The obvious approach is to use clustering to divide the test cases into groups and then to hand the user one test case from each cluster (or, to solve the sub-problem, one bug from each cluster not containing a test case that triggers an undesirable bug). We tried this and it worked ok, but the approach was slow, it seemed overly complicated, and the clustering approach has no built-in way to perform a ranking among clusters. Moreover, we got the sense (but never really proved) that the clustering software we were using was probably trying to deal with outliers in some graceful way. On the other hand, the power-law distribution of bugs triggered by random test cases means that the outliers are likely to be interesting.

Suresh pointed us to Clustering to Minimize the Maximum Intercluster Distance, which presents the technique that we ended up using, which is to rank test cases in such a way that each test case in the list is the one that maximizes the distance to the closest previously listed test case. In other words, each test case is the one that is least similar to any test case listed so far. This is called the furthest point first (FPF) ordering and it can be used to create a clustering if you run FPF for a while and then form clusters by adding each unlisted point to the cluster defined by the nearest listed point. For our purposes clustering is uninteresting: we just want a ranking. Therefore, we run FPF all the way to the end, giving a list that contains diverse test cases at the head and mostly very similar test cases at the end.

So far I have left out something important: how to compute the distance between two test cases. This is the input to a clustering algorithm or to the FPF computation. The short answer is that we tried a variety of distance functions ranging from Levenshtein distance (or edit distance: the number of character additions, deletions, and alterations that suffices to change one string into another) over test case text to euclidean distance over vectors of code coverage data. Why try multiple distance functions? This is because bugs are diverse and we don’t have any reason to think that we can come up with the one true distance function that accurately captures test case similarity for all bugs. The paper contains more details.
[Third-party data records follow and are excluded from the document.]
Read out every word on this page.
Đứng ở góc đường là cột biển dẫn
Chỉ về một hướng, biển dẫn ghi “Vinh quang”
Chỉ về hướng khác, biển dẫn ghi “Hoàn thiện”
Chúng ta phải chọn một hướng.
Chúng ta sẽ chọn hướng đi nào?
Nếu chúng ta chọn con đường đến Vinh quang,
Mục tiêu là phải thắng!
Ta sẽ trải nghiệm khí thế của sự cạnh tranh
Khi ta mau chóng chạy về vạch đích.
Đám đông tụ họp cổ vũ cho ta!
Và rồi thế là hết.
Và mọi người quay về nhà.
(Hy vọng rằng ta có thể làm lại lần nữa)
The way to evaluate something like a fuzzer tamer is with a discovery curve: a graph that shows how quickly a particular ranking shows a person inspecting the items in ranked order one member of each class of objects being examined. Here are some discovery curves for SpiderMonkey bugs:

And here are the results for some bugs that cause GCC 4.3.0 to generate incorrect object code:

The upshot is that the baseline—looking at deduplicated reduced test cases in random order—is not very attractive and that you can discover all bugs much faster using fuzzer taming. The most interesting part of each graph is at the left edge because we would expect a human to inspect maybe 10 or 15 test cases, not 500 or 700. In that region, the tamed results will show you about twice as many bugs as you’d see by examining test cases in random order (some more detailed graphs are in the paper). The curves for clustering in these graphs represent our best attempt to get a ranking out of x-means, a modern clustering algorithm. Of course it is possible that some other clustering technique would do better.
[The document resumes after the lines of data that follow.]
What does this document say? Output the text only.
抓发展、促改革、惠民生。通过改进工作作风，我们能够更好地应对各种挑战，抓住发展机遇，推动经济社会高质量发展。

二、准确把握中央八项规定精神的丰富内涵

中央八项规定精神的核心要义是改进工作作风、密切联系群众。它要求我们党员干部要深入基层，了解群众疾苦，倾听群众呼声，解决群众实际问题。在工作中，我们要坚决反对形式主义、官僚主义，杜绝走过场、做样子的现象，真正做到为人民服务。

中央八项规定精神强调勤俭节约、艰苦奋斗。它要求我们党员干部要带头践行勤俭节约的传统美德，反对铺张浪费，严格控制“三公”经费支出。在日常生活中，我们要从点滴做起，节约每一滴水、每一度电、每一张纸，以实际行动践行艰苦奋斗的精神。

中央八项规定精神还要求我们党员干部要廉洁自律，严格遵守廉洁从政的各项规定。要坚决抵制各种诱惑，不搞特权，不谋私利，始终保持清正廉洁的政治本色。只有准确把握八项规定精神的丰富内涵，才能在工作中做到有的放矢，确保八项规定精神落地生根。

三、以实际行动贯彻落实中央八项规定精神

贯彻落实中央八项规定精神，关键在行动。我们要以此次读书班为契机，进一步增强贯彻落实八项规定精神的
Our ranking approach was inspired by similar approaches that are used to rank static analysis results. Notice that they also show bug discovery curves.
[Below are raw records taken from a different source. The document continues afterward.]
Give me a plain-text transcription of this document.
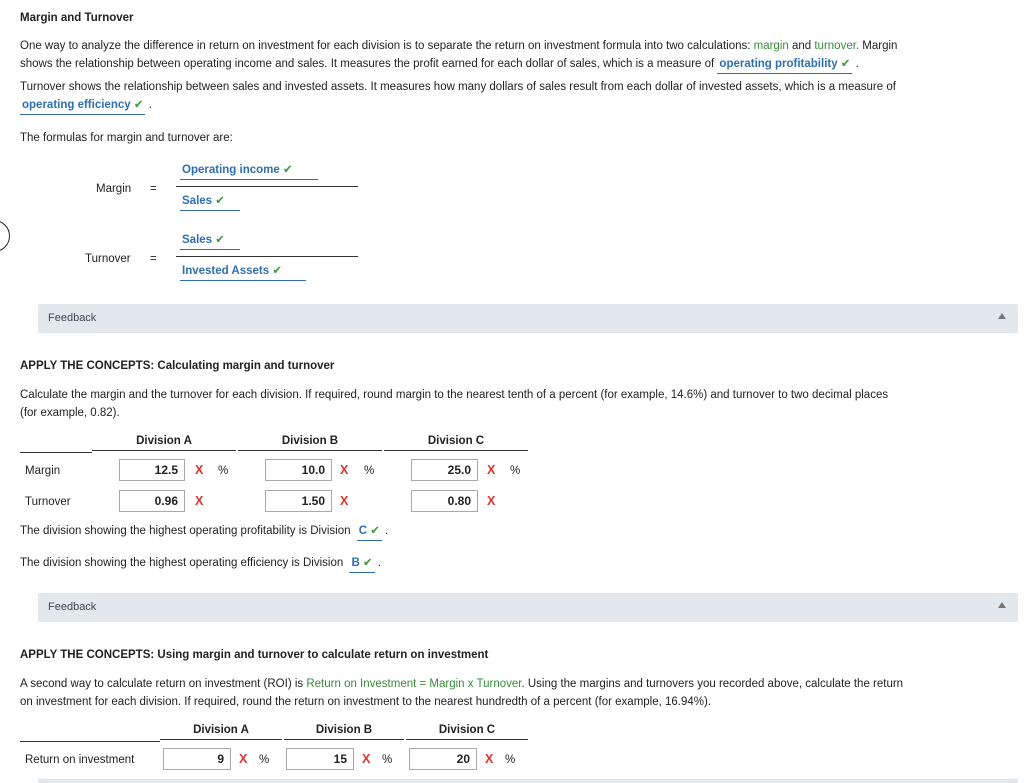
Margin and Turnover
One way to analyze the difference in return on investment for each division is to separate the return on investment formula into two calculations: margin and turnover. Margin
shows the relationship between operating income and sales. It measures the profit earned for each dollar of sales, which is a measure of operating profitability ✔ .
Turnover shows the relationship between sales and invested assets. It measures how many dollars of sales result from each dollar of invested assets, which is a measure of
operating efficiency ✔ .
The formulas for margin and turnover are:
Margin =
Operating income ✔
Sales ✔
Turnover =
Sales ✔
Invested Assets ✔
Feedback
APPLY THE CONCEPTS: Calculating margin and turnover
Calculate the margin and the turnover for each division. If required, round margin to the nearest tenth of a percent (for example, 14.6%) and turnover to two decimal places
(for example, 0.82).
Division A	Division B	Division C
Margin	12.5	X %	10.0	X %	25.0	X %
Turnover	0.96	X	1.50	X	0.80	X
The division showing the highest operating profitability is Division C ✔ .
The division showing the highest operating efficiency is Division B ✔ .
Feedback
APPLY THE CONCEPTS: Using margin and turnover to calculate return on investment
A second way to calculate return on investment (ROI) is Return on Investment = Margin x Turnover. Using the margins and turnovers you recorded above, calculate the return
on investment for each division. If required, round the return on investment to the nearest hundredth of a percent (for example, 16.94%).
Division A	Division B	Division C
Return on investment	9	X %	15	X %	20	X %
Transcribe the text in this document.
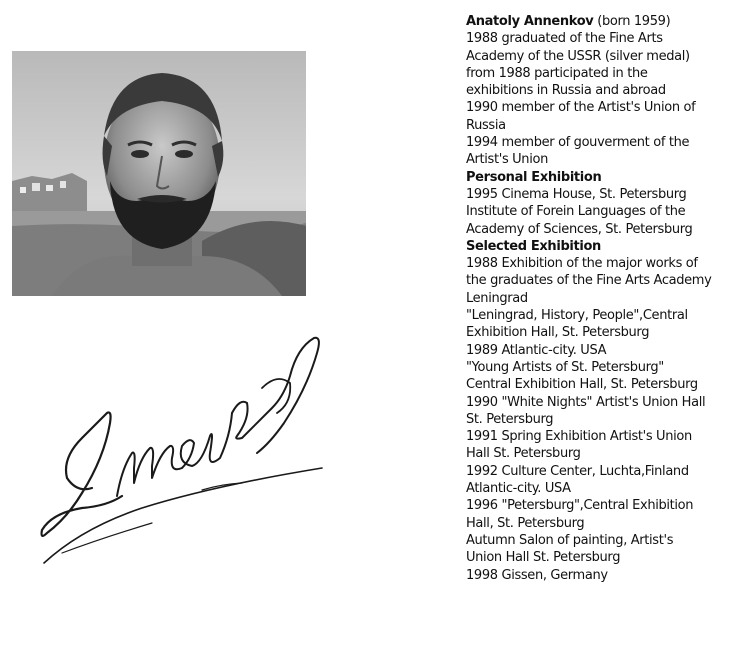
Anatoly Annenkov (born 1959)
1988 graduated of the Fine Arts
Academy of the USSR (silver medal)
from 1988 participated in the
exhibitions in Russia and abroad
1990 member of the Artist's Union of
Russia
1994 member of gouverment of the
Artist's Union
Personal Exhibition
1995 Cinema House, St. Petersburg
Institute of Forein Languages of the
Academy of Sciences, St. Petersburg
Selected Exhibition
1988 Exhibition of the major works of
the graduates of the Fine Arts Academy
Leningrad
"Leningrad, History, People",Central
Exhibition Hall, St. Petersburg
1989 Atlantic-city. USA
"Young Artists of St. Petersburg"
Central Exhibition Hall, St. Petersburg
1990 "White Nights" Artist's Union Hall
St. Petersburg
1991 Spring Exhibition Artist's Union
Hall St. Petersburg
1992 Culture Center, Luchta,Finland
Atlantic-city. USA
1996 "Petersburg",Central Exhibition
Hall, St. Petersburg
Autumn Salon of painting, Artist's
Union Hall St. Petersburg
1998 Gissen, Germany
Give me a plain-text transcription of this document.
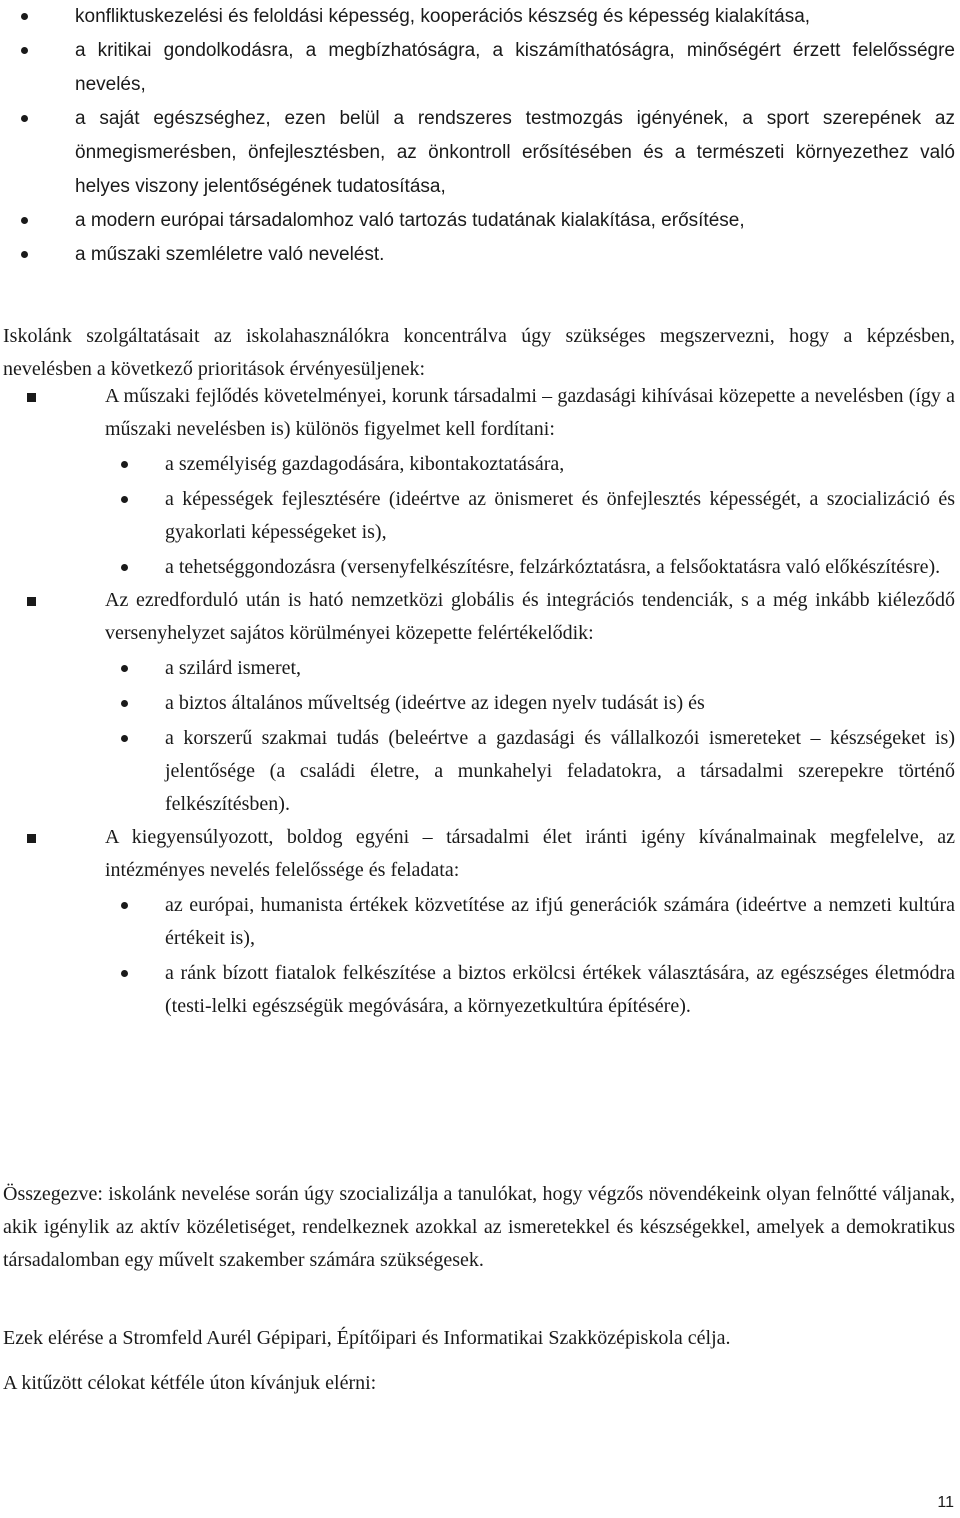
konfliktuskezelési és feloldási képesség, kooperációs készség és képesség kialakítása,
a kritikai gondolkodásra, a megbízhatóságra, a kiszámíthatóságra, minőségért érzett felelősségre nevelés,
a saját egészséghez, ezen belül a rendszeres testmozgás igényének, a sport szerepének az önmegismerésben, önfejlesztésben, az önkontroll erősítésében és a természeti környezethez való helyes viszony jelentőségének tudatosítása,
a modern európai társadalomhoz való tartozás tudatának kialakítása, erősítése,
a műszaki szemléletre való nevelést.

Iskolánk szolgáltatásait az iskolahasználókra koncentrálva úgy szükséges megszervezni, hogy a képzésben, nevelésben a következő prioritások érvényesüljenek:

A műszaki fejlődés követelményei, korunk társadalmi – gazdasági kihívásai közepette a nevelésben (így a műszaki nevelésben is) különös figyelmet kell fordítani:
a személyiség gazdagodására, kibontakoztatására,
a képességek fejlesztésére (ideértve az önismeret és önfejlesztés képességét, a szocializáció és gyakorlati képességeket is),
a tehetséggondozásra (versenyfelkészítésre, felzárkóztatásra, a felsőoktatásra való előkészítésre).
Az ezredforduló után is ható nemzetközi globális és integrációs tendenciák, s a még inkább kiéleződő versenyhelyzet sajátos körülményei közepette felértékelődik:
a szilárd ismeret,
a biztos általános műveltség (ideértve az idegen nyelv tudását is) és
a korszerű szakmai tudás (beleértve a gazdasági és vállalkozói ismereteket – készségeket is) jelentősége (a családi életre, a munkahelyi feladatokra, a társadalmi szerepekre történő felkészítésben).
A kiegyensúlyozott, boldog egyéni – társadalmi élet iránti igény kívánalmainak megfelelve, az intézményes nevelés felelőssége és feladata:
az európai, humanista értékek közvetítése az ifjú generációk számára (ideértve a nemzeti kultúra értékeit is),
a ránk bízott fiatalok felkészítése a biztos erkölcsi értékek választására, az egészséges életmódra (testi-lelki egészségük megóvására, a környezetkultúra építésére).

Összegezve: iskolánk nevelése során úgy szocializálja a tanulókat, hogy végzős növendékeink olyan felnőtté váljanak, akik igénylik az aktív közéletiséget, rendelkeznek azokkal az ismeretekkel és készségekkel, amelyek a demokratikus társadalomban egy művelt szakember számára szükségesek.

Ezek elérése a Stromfeld Aurél Gépipari, Építőipari és Informatikai Szakközépiskola célja.

A kitűzött célokat kétféle úton kívánjuk elérni:

11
So what do you do with a fuzzer taming tool? My idea is to bolt together Csmith, C-Reduce, and the fuzzer tamer into a  nice integrated package. Someone who wants to fuzz a compiler should be able to build it, point it at a compiler (or better yet, the compiler’s repo) and then every day or so, glance at a web page that shows them interesting, newly discovered defects in the compiler. The toolchain will look something like this:

My guess is that other fuzzing workflows can also benefit from this sort of integration. We’d appreciate feedback on this material. The work described in this post was done by my group in conjunction with Alex Groce and others at Oregon State University.